Szakszuka po arabsku znaczy wielki bałagan. Tak, to jest bałagan na patelni... smaczny i kolorowy.
Z warzywami, pomidorami i jajkami. Wszystko jest odpowiednio przyprawione.
Pierwszy raz szakszukę
jedliśmy u naszych przyjaciół na niedzielnym śniadaniu. Kiedy zobaczyłam
ogromną patelnię z tą jakże kolorową i
pachnącą potrawą, to nie mogłam się doczekać kiedy ją wreszcie spróbuję.
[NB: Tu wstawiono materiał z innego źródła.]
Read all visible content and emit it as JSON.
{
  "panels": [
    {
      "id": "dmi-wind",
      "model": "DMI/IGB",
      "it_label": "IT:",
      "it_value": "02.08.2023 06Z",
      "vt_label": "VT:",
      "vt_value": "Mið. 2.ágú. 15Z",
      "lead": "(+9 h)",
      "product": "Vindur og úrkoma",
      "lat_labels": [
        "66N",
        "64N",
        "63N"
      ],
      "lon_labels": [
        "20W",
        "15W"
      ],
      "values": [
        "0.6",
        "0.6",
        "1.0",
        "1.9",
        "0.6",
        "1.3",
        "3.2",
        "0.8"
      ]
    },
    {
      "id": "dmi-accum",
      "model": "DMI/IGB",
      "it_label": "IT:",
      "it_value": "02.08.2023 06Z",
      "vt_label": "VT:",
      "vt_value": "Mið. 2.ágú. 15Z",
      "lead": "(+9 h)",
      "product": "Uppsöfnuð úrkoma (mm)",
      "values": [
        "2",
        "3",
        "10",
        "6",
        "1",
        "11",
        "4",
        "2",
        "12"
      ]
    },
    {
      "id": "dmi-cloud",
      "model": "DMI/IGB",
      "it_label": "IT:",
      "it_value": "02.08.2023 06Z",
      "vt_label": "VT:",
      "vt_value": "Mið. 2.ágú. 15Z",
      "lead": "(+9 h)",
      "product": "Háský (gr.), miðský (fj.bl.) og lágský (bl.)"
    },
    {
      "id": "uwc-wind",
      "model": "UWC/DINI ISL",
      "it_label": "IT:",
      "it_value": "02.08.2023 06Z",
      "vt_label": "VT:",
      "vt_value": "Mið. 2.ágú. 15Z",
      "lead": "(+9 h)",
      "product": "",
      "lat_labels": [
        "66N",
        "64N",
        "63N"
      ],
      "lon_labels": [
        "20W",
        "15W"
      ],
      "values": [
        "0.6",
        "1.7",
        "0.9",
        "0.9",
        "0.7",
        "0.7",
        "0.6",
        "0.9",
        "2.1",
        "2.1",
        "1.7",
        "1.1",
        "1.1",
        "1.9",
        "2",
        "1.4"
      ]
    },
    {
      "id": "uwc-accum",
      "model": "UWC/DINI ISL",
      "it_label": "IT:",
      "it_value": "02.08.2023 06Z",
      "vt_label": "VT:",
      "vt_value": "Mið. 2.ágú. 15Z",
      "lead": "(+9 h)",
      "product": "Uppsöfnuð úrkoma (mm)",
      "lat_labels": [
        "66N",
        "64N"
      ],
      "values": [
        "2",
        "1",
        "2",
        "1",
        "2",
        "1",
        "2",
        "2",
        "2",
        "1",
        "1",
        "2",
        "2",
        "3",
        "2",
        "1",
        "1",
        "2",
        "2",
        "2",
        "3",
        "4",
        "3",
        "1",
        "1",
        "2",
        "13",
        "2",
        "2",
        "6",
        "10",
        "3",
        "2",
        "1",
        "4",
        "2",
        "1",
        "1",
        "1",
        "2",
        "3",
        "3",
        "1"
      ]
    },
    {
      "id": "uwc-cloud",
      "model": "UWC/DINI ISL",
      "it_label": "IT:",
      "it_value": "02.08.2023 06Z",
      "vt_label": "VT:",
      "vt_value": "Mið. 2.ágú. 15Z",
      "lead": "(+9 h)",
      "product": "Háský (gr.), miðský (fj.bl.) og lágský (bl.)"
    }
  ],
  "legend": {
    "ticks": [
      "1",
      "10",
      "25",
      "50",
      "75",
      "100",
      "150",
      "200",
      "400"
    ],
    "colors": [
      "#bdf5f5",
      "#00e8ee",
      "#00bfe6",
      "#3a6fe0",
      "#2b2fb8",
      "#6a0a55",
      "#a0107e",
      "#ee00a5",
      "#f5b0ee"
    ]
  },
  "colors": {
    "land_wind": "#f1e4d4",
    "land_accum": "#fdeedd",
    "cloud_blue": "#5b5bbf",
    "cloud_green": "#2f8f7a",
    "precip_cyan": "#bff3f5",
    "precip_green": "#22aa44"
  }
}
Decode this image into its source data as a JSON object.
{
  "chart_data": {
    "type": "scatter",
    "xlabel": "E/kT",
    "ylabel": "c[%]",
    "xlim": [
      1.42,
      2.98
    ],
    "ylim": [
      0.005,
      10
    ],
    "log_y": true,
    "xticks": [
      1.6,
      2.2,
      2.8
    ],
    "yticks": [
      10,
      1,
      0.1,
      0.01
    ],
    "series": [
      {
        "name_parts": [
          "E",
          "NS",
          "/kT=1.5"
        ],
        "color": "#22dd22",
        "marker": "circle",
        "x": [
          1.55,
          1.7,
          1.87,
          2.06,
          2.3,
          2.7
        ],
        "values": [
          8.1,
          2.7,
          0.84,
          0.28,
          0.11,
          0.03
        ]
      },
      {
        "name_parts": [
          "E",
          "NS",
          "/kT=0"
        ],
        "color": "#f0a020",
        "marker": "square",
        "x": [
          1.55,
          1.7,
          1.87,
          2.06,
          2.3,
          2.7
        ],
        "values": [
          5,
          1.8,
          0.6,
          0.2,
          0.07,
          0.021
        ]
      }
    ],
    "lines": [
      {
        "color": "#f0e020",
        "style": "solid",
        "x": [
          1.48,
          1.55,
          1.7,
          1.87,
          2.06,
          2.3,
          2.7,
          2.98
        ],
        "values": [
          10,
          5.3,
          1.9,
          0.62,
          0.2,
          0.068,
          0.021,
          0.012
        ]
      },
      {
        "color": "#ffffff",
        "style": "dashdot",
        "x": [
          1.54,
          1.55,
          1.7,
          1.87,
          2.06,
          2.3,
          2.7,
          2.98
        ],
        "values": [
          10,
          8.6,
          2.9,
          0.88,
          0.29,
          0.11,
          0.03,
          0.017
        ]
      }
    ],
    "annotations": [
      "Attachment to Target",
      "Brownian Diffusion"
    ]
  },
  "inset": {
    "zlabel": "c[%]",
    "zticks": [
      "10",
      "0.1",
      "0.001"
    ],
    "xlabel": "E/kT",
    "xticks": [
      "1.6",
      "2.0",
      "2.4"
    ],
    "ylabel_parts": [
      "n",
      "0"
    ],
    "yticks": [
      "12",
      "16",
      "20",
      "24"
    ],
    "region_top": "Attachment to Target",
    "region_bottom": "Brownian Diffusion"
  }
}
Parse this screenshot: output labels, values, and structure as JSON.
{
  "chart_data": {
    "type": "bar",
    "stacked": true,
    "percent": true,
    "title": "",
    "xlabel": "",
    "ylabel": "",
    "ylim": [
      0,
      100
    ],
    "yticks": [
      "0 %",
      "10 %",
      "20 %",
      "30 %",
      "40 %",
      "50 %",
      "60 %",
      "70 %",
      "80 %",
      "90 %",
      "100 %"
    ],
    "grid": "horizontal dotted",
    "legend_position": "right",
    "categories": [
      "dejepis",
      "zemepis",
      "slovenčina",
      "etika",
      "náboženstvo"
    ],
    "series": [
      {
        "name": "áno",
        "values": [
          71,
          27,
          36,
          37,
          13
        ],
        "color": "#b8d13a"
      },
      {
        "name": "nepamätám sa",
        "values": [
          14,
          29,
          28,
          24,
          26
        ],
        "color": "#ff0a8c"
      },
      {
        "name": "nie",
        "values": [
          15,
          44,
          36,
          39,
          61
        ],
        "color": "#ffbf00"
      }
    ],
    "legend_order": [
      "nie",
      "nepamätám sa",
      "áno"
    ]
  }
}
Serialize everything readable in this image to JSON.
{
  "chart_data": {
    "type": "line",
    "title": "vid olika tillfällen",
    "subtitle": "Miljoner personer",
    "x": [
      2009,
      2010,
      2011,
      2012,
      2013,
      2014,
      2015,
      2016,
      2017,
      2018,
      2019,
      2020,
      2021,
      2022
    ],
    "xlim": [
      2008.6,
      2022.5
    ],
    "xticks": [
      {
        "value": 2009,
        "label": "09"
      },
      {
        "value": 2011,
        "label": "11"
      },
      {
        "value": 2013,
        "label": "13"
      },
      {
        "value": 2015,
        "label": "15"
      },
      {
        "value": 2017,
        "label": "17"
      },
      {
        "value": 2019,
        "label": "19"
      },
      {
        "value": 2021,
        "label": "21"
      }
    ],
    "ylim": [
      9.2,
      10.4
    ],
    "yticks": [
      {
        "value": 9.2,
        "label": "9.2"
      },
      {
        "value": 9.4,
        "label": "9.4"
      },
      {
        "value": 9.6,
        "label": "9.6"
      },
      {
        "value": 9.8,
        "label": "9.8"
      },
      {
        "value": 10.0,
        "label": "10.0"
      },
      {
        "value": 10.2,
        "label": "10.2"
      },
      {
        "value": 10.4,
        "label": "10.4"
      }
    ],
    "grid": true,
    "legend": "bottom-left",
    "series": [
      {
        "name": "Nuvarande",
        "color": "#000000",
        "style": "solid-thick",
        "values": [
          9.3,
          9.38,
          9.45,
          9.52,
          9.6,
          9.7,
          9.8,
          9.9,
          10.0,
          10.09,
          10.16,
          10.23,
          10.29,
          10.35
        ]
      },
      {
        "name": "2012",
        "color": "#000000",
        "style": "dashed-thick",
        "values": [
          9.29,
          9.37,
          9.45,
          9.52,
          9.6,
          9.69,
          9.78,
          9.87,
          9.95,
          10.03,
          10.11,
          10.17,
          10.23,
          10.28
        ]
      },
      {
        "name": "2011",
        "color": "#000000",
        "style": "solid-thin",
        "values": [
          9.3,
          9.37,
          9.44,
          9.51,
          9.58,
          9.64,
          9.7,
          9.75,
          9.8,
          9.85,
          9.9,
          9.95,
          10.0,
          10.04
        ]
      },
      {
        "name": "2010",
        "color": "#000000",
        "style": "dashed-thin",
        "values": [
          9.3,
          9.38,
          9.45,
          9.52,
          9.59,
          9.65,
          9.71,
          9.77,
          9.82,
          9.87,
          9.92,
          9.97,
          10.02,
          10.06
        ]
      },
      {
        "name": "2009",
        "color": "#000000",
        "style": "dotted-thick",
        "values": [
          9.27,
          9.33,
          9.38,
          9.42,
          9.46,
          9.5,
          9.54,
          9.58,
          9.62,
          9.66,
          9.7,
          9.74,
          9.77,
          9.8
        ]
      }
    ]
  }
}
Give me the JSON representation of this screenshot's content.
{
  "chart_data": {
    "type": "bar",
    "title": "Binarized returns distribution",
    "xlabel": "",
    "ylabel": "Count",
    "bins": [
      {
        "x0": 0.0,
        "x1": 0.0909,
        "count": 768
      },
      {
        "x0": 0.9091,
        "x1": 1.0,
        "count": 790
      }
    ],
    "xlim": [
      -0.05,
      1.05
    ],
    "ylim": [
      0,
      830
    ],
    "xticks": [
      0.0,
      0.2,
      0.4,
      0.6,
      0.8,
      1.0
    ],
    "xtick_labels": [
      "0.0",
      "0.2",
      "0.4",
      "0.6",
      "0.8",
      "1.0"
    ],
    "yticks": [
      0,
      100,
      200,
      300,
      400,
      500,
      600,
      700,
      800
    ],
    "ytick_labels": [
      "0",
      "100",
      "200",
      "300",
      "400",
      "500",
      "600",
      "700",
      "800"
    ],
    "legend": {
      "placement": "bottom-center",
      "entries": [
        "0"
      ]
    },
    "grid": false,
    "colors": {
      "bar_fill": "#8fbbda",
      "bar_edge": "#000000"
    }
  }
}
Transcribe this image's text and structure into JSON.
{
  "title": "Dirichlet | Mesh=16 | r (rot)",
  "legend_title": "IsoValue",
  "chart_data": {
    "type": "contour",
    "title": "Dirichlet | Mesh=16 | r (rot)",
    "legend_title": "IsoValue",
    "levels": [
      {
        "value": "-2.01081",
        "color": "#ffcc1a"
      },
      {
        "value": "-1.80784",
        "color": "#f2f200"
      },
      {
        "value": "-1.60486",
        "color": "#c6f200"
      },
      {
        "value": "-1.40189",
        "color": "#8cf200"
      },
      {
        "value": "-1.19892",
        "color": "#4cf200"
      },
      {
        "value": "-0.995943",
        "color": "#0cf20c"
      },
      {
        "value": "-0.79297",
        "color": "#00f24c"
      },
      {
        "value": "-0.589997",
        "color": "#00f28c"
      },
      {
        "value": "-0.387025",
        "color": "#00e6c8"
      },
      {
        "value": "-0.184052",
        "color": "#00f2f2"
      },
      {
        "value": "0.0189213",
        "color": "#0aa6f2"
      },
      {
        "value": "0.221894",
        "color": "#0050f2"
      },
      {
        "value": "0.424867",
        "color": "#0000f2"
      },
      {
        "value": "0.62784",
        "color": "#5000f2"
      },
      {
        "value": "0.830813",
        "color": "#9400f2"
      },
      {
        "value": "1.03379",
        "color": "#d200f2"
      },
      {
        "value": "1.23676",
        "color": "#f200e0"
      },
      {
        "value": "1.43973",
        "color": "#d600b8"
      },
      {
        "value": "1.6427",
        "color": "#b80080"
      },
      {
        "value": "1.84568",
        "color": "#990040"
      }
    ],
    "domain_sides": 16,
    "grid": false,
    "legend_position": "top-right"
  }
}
Jak się domyślacie smakowała
nam. I to bardzo. Tak bardzo, że zaopatrzona w przepis, po powrocie do Wrocławia na najbliższe weekendowe
śniadanie zrobiłam właśnie szakszukę.
Dzisiaj specjalnie dla Was
szakszuka, którą właśnie dzisiaj zaserwowałam na
nasze śniadanie
Składniki dla 2 osób:
4 jajka
4 pomidory
1 czerwona papryka
1 średnia cebula
1 duży ząbek czosnku
3 łyżki oliwy
2 łyżki przecieru pomidorowego
1 łyżeczka kminku
½ łyżeczki kopru włoskiego
sól i pieprz do smaku
jogurt naturalny
szczypiorek
Wykonanie:
Cebulę pokroiłam w kosteczkę,
czosnek drobno posiekałam.
Pomidory obrałam ze skórki,
pokroiłam w kostkę. Poza sezonem można użyć pomidorów z puszki.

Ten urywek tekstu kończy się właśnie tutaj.